Bluesland (2010)
A Portrait of American Music
Studio: EuroArts 2057168 (Distrib. by Naxos) [3/30/10]
Video: 4:3
Audio: English PCM mono 2.0
Subtitles: French, German
Length: 85 minutes
Rating: ****
(Performances by Bessie Smith, Son House, Jimmy Rushing, Big Bill Broonzy, Sonny Boy Williamson, Muddy Waters, T-Bone Walker, B.B. King and many others)
What makes Bluesland a special DVD is that it covers the full gamut of American blues music. Covering from turn-of-the-century jug bands all the way up to 1960s white and English electric rock groups influenced by different blues genres, this DVD provides perhaps one of the most comprehensive 85 minutes you’ll find on the history of the blues.
Narrated by Keith David, one of the main narrators of the Ken Burns music series, we start at the beginning of the 20th Century with the influence of African slave rhythms and enter the Mississippi Delta and Piedmont regions with Son House, Charlie Patton, and Blind Willie McTell. From call and response to the 12 bar blues, and the popularity of the 12 string guitar, early blues is heavily covered.
Rare film of Leadbelly singing Pick a Bale of Cotton, and Texas blues from Blind Lemon Jefferson brings the viewer into the 1920s. African and Caribbean rhythms converge in New Orleans. Buddy Bolden and Jelly Roll Morton appear. The piano’s influence with Boogie Woogie and Barrelhouse are covered with Albert Ammons, Meade Lux Lewis, and Roosevelt Sykes.
Crossover artists such as Lonnie Johnson (whose longevity covered five decades), Louis Armstrong, and Bessie Smith show the integration of jazz and blues.
One of the highlights of Bluesland is rare footage, such as Sonny Boy Williamson on the King Biscuit Hour.

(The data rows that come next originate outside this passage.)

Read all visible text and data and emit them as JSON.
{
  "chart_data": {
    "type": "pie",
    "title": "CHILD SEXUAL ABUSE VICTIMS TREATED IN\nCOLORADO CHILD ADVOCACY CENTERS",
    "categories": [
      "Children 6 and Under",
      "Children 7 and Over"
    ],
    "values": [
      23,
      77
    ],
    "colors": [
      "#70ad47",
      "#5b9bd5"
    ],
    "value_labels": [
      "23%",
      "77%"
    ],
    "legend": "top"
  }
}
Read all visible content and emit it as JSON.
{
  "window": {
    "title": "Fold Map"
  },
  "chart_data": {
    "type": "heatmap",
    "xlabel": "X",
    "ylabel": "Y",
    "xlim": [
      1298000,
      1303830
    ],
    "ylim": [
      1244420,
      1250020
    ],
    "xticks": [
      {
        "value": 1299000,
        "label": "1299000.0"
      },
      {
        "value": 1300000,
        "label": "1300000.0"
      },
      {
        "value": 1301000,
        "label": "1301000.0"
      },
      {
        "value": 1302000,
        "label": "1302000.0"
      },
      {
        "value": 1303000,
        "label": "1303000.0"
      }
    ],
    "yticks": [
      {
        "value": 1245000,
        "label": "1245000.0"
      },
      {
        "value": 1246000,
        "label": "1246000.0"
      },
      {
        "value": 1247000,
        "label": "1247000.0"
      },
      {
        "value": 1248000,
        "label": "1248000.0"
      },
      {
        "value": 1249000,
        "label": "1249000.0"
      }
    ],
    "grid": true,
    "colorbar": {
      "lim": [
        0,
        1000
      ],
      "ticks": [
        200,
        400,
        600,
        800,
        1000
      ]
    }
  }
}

Music historians Robert Palmer and Albert Murray put their perspective on how electric blues emerged from the migration to Chicago from the South because of the need for work. Much time is spent with Elmore James, Muddy Waters, Willie Dixon, and other Chicago bluesmen.
Just as blues merged into jazz, we witness the early onset of rock n’ roll as Louis Jordan’s jump blues influenced Chuck Berry and Bo Diddley.
At the end of 85 minutes of restored video, an attentive viewer will find that without the blues, 20th Century American popular music would never have developed into the musical stew that we love today.